De Langre also argues the coup “put the power sector on a highway to bankruptcy” and the military regime “doesn’t have much credibility as a buyer or as guarantor of the security of infrastructure projects”.

ASEAN defence meeting

Min Aung Hlaing’s week-long visit – state media reported he returned to Yangon on Saturday night – comes at a time when the military finds itself increasingly isolated, and with Russia facing an international backlash over its February 24 invasion of Ukraine.
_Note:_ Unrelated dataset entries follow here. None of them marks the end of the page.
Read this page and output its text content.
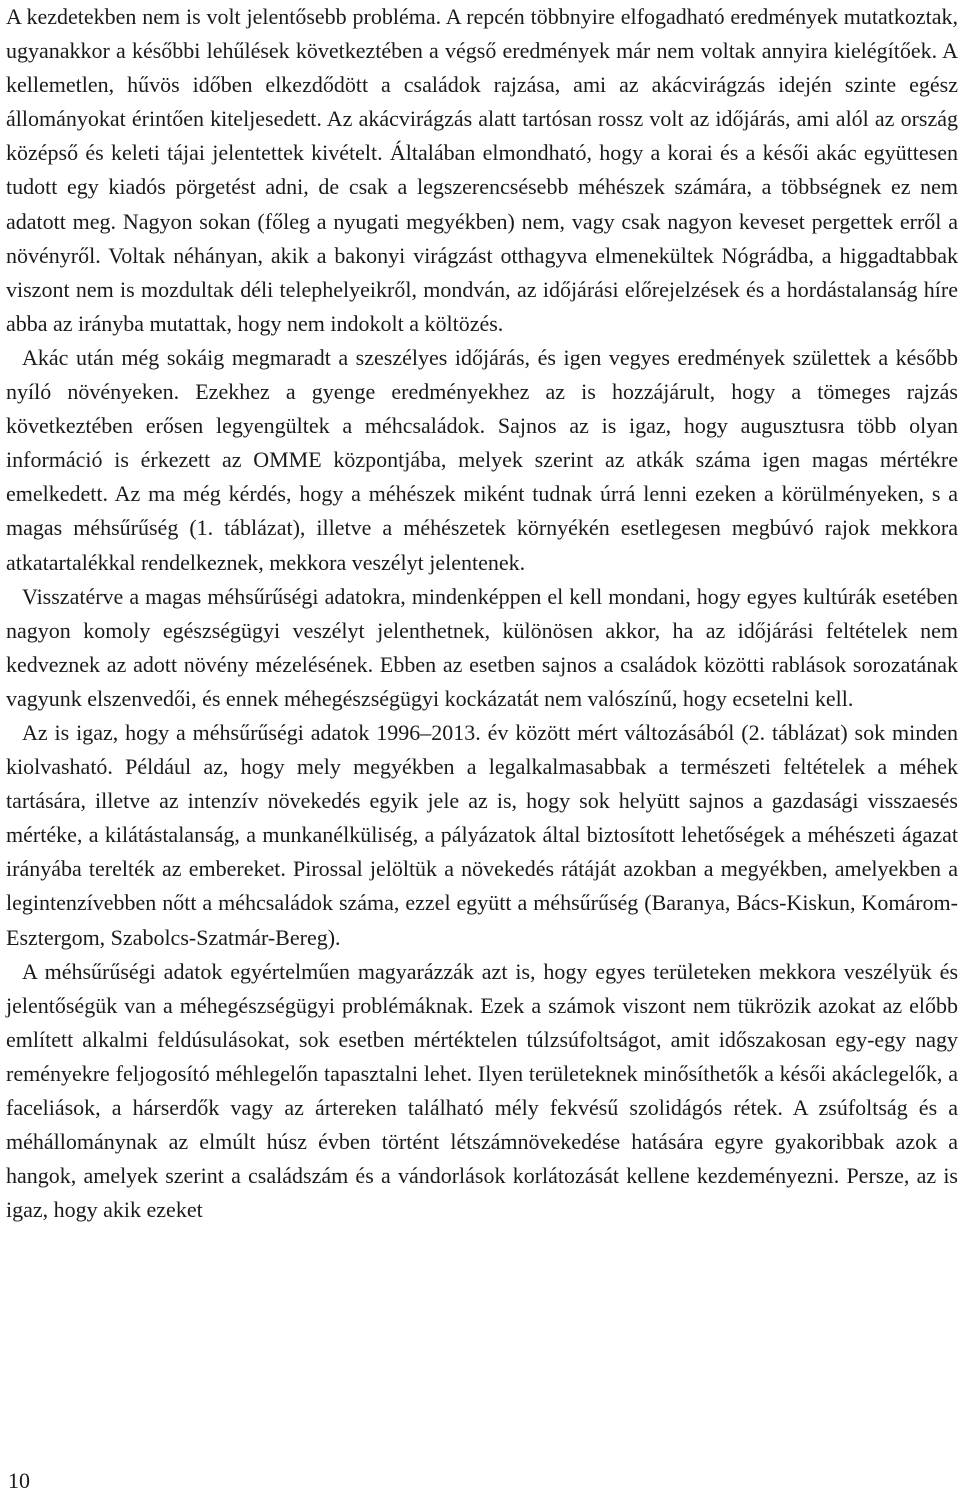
A kezdetekben nem is volt jelentősebb probléma. A repcén többnyire elfogadható eredmények mutatkoztak, ugyanakkor a későbbi lehűlések következtében a végső eredmények már nem voltak annyira kielégítőek. A kellemetlen, hűvös időben elkezdődött a családok rajzása, ami az akácvirágzás idején szinte egész állományokat érintően kiteljesedett. Az akácvirágzás alatt tartósan rossz volt az időjárás, ami alól az ország középső és keleti tájai jelentettek kivételt. Általában elmondható, hogy a korai és a késői akác együttesen tudott egy kiadós pörgetést adni, de csak a legszerencsésebb méhészek számára, a többségnek ez nem adatott meg. Nagyon sokan (főleg a nyugati megyékben) nem, vagy csak nagyon keveset pergettek erről a növényről. Voltak néhányan, akik a bakonyi virágzást otthagyva elmenekültek Nógrádba, a higgadtabbak viszont nem is mozdultak déli telephelyeikről, mondván, az időjárási előrejelzések és a hordástalanság híre abba az irányba mutattak, hogy nem indokolt a költözés.

Akác után még sokáig megmaradt a szeszélyes időjárás, és igen vegyes eredmények születtek a később nyíló növényeken. Ezekhez a gyenge eredményekhez az is hozzájárult, hogy a tömeges rajzás következtében erősen legyengültek a méhcsaládok. Sajnos az is igaz, hogy augusztusra több olyan információ is érkezett az OMME központjába, melyek szerint az atkák száma igen magas mértékre emelkedett. Az ma még kérdés, hogy a méhészek miként tudnak úrrá lenni ezeken a körülményeken, s a magas méhsűrűség (1. táblázat), illetve a méhészetek környékén esetlegesen megbúvó rajok mekkora atkatartalékkal rendelkeznek, mekkora veszélyt jelentenek.

Visszatérve a magas méhsűrűségi adatokra, mindenképpen el kell mondani, hogy egyes kultúrák esetében nagyon komoly egészségügyi veszélyt jelenthetnek, különösen akkor, ha az időjárási feltételek nem kedveznek az adott növény mézelésének. Ebben az esetben sajnos a családok közötti rablások sorozatának vagyunk elszenvedői, és ennek méhegészségügyi kockázatát nem valószínű, hogy ecsetelni kell.

Az is igaz, hogy a méhsűrűségi adatok 1996–2013. év között mért változásából (2. táblázat) sok minden kiolvasható. Például az, hogy mely megyékben a legalkalmasabbak a természeti feltételek a méhek tartására, illetve az intenzív növekedés egyik jele az is, hogy sok helyütt sajnos a gazdasági visszaesés mértéke, a kilátástalanság, a munkanélküliség, a pályázatok által biztosított lehetőségek a méhészeti ágazat irányába terelték az embereket. Pirossal jelöltük a növekedés rátáját azokban a megyékben, amelyekben a legintenzívebben nőtt a méhcsaládok száma, ezzel együtt a méhsűrűség (Baranya, Bács-Kiskun, Komárom-Esztergom, Szabolcs-Szatmár-Bereg).

A méhsűrűségi adatok egyértelműen magyarázzák azt is, hogy egyes területeken mekkora veszélyük és jelentőségük van a méhegészségügyi problémáknak. Ezek a számok viszont nem tükrözik azokat az előbb említett alkalmi feldúsulásokat, sok esetben mértéktelen túlzsúfoltságot, amit időszakosan egy-egy nagy reményekre feljogosító méhlegelőn tapasztalni lehet. Ilyen területeknek minősíthetők a késői akáclegelők, a faceliások, a hárserdők vagy az ártereken található mély fekvésű szolidágós rétek. A zsúfoltság és a méhállománynak az elmúlt húsz évben történt létszámnövekedése hatására egyre gyakoribbak azok a hangok, amelyek szerint a családszám és a vándorlások korlátozását kellene kezdeményezni. Persze, az is igaz, hogy akik ezeket

10
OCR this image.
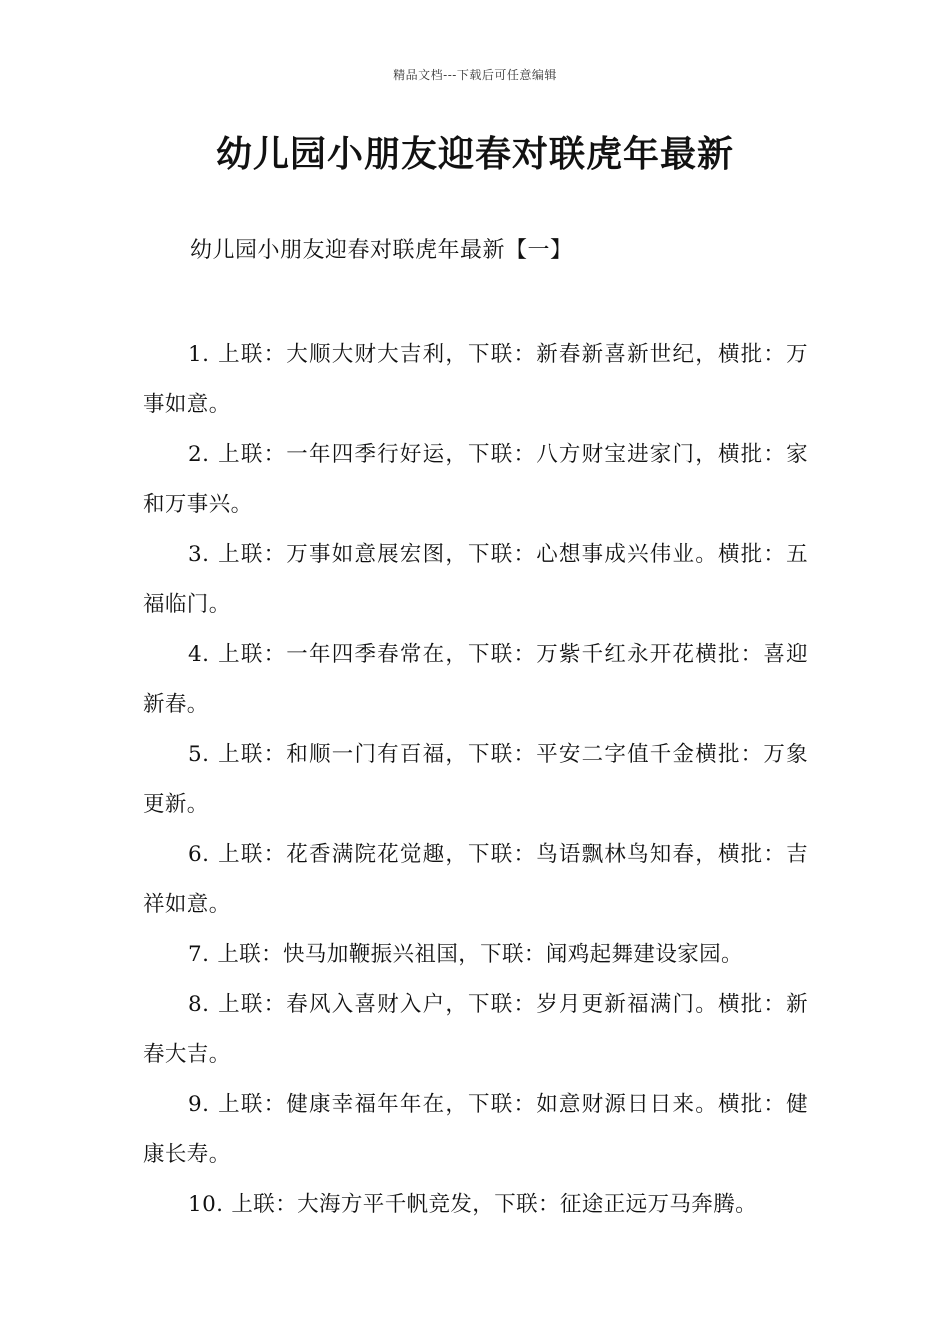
精品文档---下载后可任意编辑
幼儿园小朋友迎春对联虎年最新

幼儿园小朋友迎春对联虎年最新【一】

1. 上联：大顺大财大吉利，下联：新春新喜新世纪，横批：万事如意。

2. 上联：一年四季行好运，下联：八方财宝进家门，横批：家和万事兴。

3. 上联：万事如意展宏图，下联：心想事成兴伟业。横批：五福临门。

4. 上联：一年四季春常在，下联：万紫千红永开花横批：喜迎新春。

5. 上联：和顺一门有百福，下联：平安二字值千金横批：万象更新。

6. 上联：花香满院花觉趣，下联：鸟语飘林鸟知春，横批：吉祥如意。

7. 上联：快马加鞭振兴祖国，下联：闻鸡起舞建设家园。

8. 上联：春风入喜财入户，下联：岁月更新福满门。横批：新春大吉。

9. 上联：健康幸福年年在，下联：如意财源日日来。横批：健康长寿。

10. 上联：大海方平千帆竞发，下联：征途正远万马奔腾。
The Myanmar military regime, known officially as the State Administration Council (SAC), on Wednesday expelled the United Kingdom’s top diplomat after he refused to present credentials to Min Aung Hlaing and sought to downgrade his status from ambassador to charge d’affaires ad interim.

The UK’s defence attaché for Myanmar tweeted that the regime was moving “further into the diplomatic wilderness”.

Even the Association of Southeast Asian Nations (ASEAN), long known for its policy of not interfering in internal affairs, has given the SAC the cold shoulder, refusing to allow Min Aung Hlaing or his foreign minister to attend high-level summits after the regime’s failure to make progress on a jointly agreed five-point plan to address the crisis.

But some would like to see more action, including the exclusion of the regime’s defence minister, who has been allowed to continue attending ASEAN gatherings.

This month’s ASEAN counterterrorism meeting is to be co-hosted by Russia and Myanmar and will start in Moscow on July 20.

“It is absurd that ASEAN is allowing the aggressor Russia and the terrorist Myanmar military to co-chair a counterterrorism meeting, which will only fuel their deplorable acts of terror,” Ohmar said, urging democratic nations to boycott the event.

Australia and New Zealand have already pulled out of the meeting, but Japan, South Korea and the United States have not yet made their decisions public, despite all three imposing sanctions on Moscow.

Myanmar’s military is likely to politicise the meeting.

During a previous virtual meeting in December, the military included a session accusing its political opponents of “terrorism”, according to emails from Australia’s Department of Defence, which were obtained in a freedom of information request by campaigning group Justice for Myanmar.

“I urge their governments to … withdraw from that meeting and all future meetings with the Myanmar military junta,” Ohmar said.